After setting up your Horizon environment, you must set up your VMware Identity Manager environment before you integrate the Horizon pods and pod federations with the VMware Identity Manager service.


  1. Ensure that distinguishedName is set as a required attribute for the VMware Identity Manager directory and that it is mapped to the Active Directory attribute distinguishedName.
    Attributes must be marked as required before the directory is created. After the directory is created, attributes cannot be changed from optional to required.
    1. In the VMware Identity Manager console, navigate to the Identity & Access Management > Setup > User Attributes page.
    2. Under Default Attributes, select the Required check box for distinguishedName.
    3. Click Save.
    4. While creating the directory, map the distinguishedName attribute to the Active Directory attribute distinguishedName.

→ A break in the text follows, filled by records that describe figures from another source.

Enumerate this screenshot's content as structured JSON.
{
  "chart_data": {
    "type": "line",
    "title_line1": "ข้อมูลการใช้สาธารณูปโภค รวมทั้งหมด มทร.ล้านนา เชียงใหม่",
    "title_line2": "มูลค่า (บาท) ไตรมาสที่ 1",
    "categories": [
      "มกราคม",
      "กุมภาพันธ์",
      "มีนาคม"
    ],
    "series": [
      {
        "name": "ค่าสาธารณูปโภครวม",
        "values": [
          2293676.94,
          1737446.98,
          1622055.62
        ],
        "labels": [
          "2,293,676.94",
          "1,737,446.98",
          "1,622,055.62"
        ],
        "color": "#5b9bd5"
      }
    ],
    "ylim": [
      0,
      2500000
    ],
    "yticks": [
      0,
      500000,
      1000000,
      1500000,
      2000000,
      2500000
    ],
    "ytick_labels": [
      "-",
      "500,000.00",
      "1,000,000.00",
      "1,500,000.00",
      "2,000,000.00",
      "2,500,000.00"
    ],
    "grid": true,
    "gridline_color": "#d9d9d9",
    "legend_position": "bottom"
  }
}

  2. Sync the users and groups that have global or local entitlements in Horizon from Active Directory to the VMware Identity Manager service using directory sync.
    1. To view current users and groups, click the Users & Groups tab.
    2. Select the Identity & Access Management > Directories tab.
    3. Select the appropriate directory.
    4. Modify the directory settings if needed, and click Sync Now.
    Note: Users must have the userPrincipalName attribute set. If the userPrincipalName attribute is not set for a user, the user may not be able to run desktops and applications.
  3. If applicable, establish a connection to multi-domains or trusted multi-forest domains in Active Directory. See Installing and Configuring VMware Identity Manager for information.